Lenin venceu graças ao imperialismo, não contra este

A própria chegada de Lenin na Rússia foi obra de um dos impérios empenhados na Primeira Guerra Mundial: o alemão. Lenin, exilado no tempo da revolução, retornou a Rússia em abril de 1917, graças a uma (já evidente) operação conduzida pelos serviços secretos alemães, que tinham todo o interesse para fazer com que a Rússia entrasse em colapso e libertar tropas da frente oriental. No terceiro ano de guerra, o único interesse de Berlim era a vitória, mesmo se com métodos que hoje chamaríamos de “regime change”, independentemente da ideologia do regime sustentado. Não obstante isso, em fevereiro de 1918, não chegando a um acordo de paz com Berlim e Viena, a Rússia bolchevique foi de novo invadida pelos austro-alemães. A resposta de Lenin foi aquela de dirigir-se aos Aliados contra os Alemães. E foi para responder a seu pedido que os americanos e os ingleses desembarcaram pequenos contingentes em Arcângelo (extremo Norte da Rússia) e os japoneses e outros aliados, entre os quais os italianos, em Vladivostok (no extremo Leste): para proteger os arsenais por eles fornecidos à Rússia nos anos de guerra, para evitar que acabassem nas mãos dos alemães. Quando se chegou a um acordo de paz entre a Rússia bolchevique e os Impérios Centrais, Lenin mudou de frente e pediu a ajuda alemã para expulsar os Aliados. Não o obteve porque os alemães não tinham mais nenhuma intenção de ajudá-lo, nem os meios para abrir uma nova frente. Mas, foi por isso que os Aliados passaram as suas armas para os exércitos brancos (mas não foi suficiente para fazê-los vencer). Lenin teve então um bom tempo apresentando-se como vencedor de uma luta contra todos os imperialismos, até se tornar um paladino das causas de libertação nacional, mas somente porque o império que o sustentou, o alemão, cessou de existir depois de 1918. E, não obstante a terceira e última reviravolta, o próprio Lenin foi também pronto a aceitar o sustento dos impérios inimigos dos alemães.
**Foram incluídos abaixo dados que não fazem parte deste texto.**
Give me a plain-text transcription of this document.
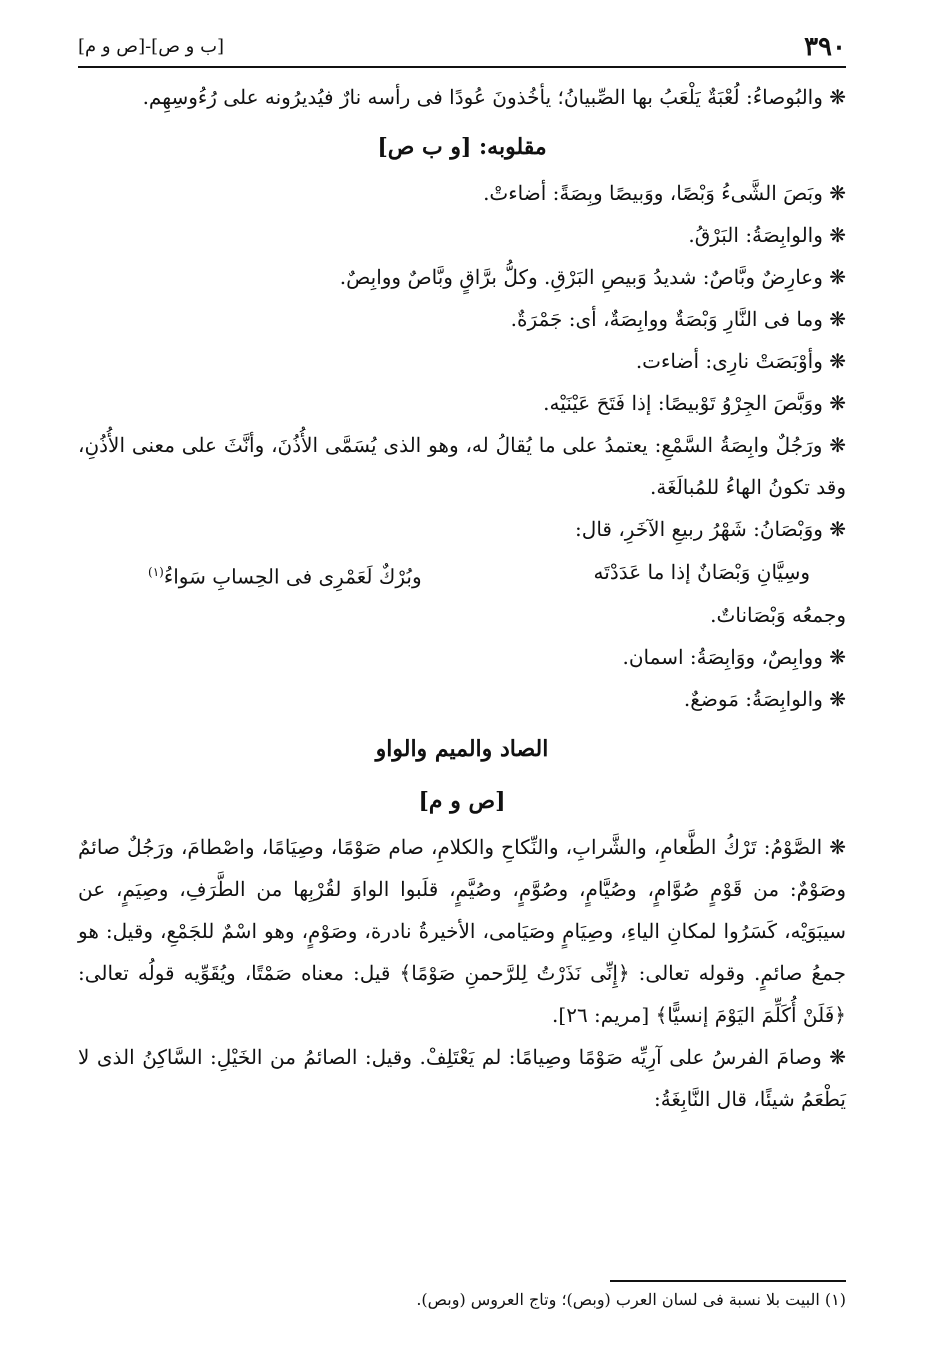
٣٩٠
[ب و ص]-[ص و م]

❋ والبُوصاءُ: لُعْبَةٌ يَلْعَبُ بها الصِّبيانُ؛ يأخُذونَ عُودًا فى رأسه نارٌ فيُديرُونه على رُءُوسِهِم.

مقلوبه: [و ب ص]

❋ وبَصَ الشَّىءُ وَبْصًا، ووَبيصًا وبِصَةً: أضاءتْ.

❋ والوابِصَةُ: البَرْقُ.

❋ وعارِضٌ وبَّاصٌ: شديدُ وَبيصِ البَرْقِ. وكلُّ برَّاقٍ وبَّاصٌ ووابِصٌ.

❋ وما فى النَّارِ وَبْصَةٌ ووابِصَةٌ، أى: جَمْرَةٌ.

❋ وأوْبَصَتْ نارِى: أضاءت.

❋ ووَبَّصَ الجِرْوُ تَوْبيصًا: إذا فَتَحَ عَيْنَيْه.

❋ ورَجُلٌ وابِصَةُ السَّمْعِ: يعتمدُ على ما يُقالُ له، وهو الذى يُسَمَّى الأُذُنَ، وأنَّثَ على معنى الأُذُنِ، وقد تكونُ الهاءُ للمُبالَغَة.

❋ ووَبْصَانُ: شَهْرُ ربيعِ الآخَرِ، قال:

وسِيَّانِ وَبْصَانٌ إذا ما عَدَدْتَه
وبُرْكٌ لَعَمْرِى فى الحِسابِ سَواءُ$^{(١)}$

وجمعُه وَبْصَاناتٌ.

❋ ووابِصٌ، ووَابِصَةُ: اسمان.

❋ والوابِصَةُ: مَوضعٌ.

الصاد والميم والواو
[ص و م]

❋ الصَّوْمُ: تَرْكُ الطَّعامِ، والشَّرابِ، والنِّكاحِ والكلامِ، صام صَوْمًا، وصِيَامًا، واصْطامَ، ورَجُلٌ صائمٌ وصَوْمٌ: من قَوْمٍ صُوَّامٍ، وصُيَّامٍ، وصُوَّمٍ، وصُيَّمٍ، قلَبوا الواوَ لقُرْبِها من الطَّرَفِ، وصِيَمٍ، عن سيبَوَيْه، كَسَرُوا لمكانِ الياءِ، وصِيَامٍ وصَيَامى، الأخيرةُ نادرة، وصَوْمٍ، وهو اسْمٌ للجَمْعِ، وقيل: هو جمعُ صائمٍ. وقوله تعالى: ﴿إِنِّى نَذَرْتُ لِلرَّحمنِ صَوْمًا﴾ قيل: معناه صَمْتًا، ويُقَوِّيه قولُه تعالى: ﴿فَلَنْ أُكَلِّمَ اليَوْمَ إنسيًّا﴾ [مريم: ٢٦].

❋ وصامَ الفرسُ على آرِيِّه صَوْمًا وصِيامًا: لم يَعْتَلِفْ. وقيل: الصائمُ من الخَيْلِ: السَّاكِنُ الذى لا يَطْعَمُ شيئًا، قال النَّابِغَةُ:

(١) البيت بلا نسبة فى لسان العرب (وبص)؛ وتاج العروس (وبص).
Estas quatro legendas principais, às quais se acrescentaram muitas outras em seguida, serviam para sustentar a tese de uma “imaculada concepção” da União Soviética. Aquilo que se seguiu e que não pode mais ser ocultado, como o Grande terror de Stalin, os gulag, as deportações de populações inteiras, a carestia artificial na Ucrânia, é tudo atribuído a uma alegada desvirtuação da revolução operada por Stalin, sucessor de Lenin. Retornar à história, distanciando-se da hagiografia marxista, é o único modo para compreender, pelo menos a 100 anos de distância, que não existiu nenhuma traição, exatamente porque não existiu nenhuma “imaculada concepção” da Urss. Foi um regime que tomou o poder com a força e se manteve graças ao terror desde o seu nascimento. Foi abatido graças à fé dos seus súditos e à falência do seu próprio sistema. Mas, nestes 74 anos conseguiu eliminar pelo menos 20 milhões de pessoas da face da terra, sem contar os milhões de mortos feitos pelos regimes que se instauraram como imitação deste em todos os cinco continentes, à medida que se espalhavam os erros do comunismo. Um século de pesadelo, divulgado como um sonho.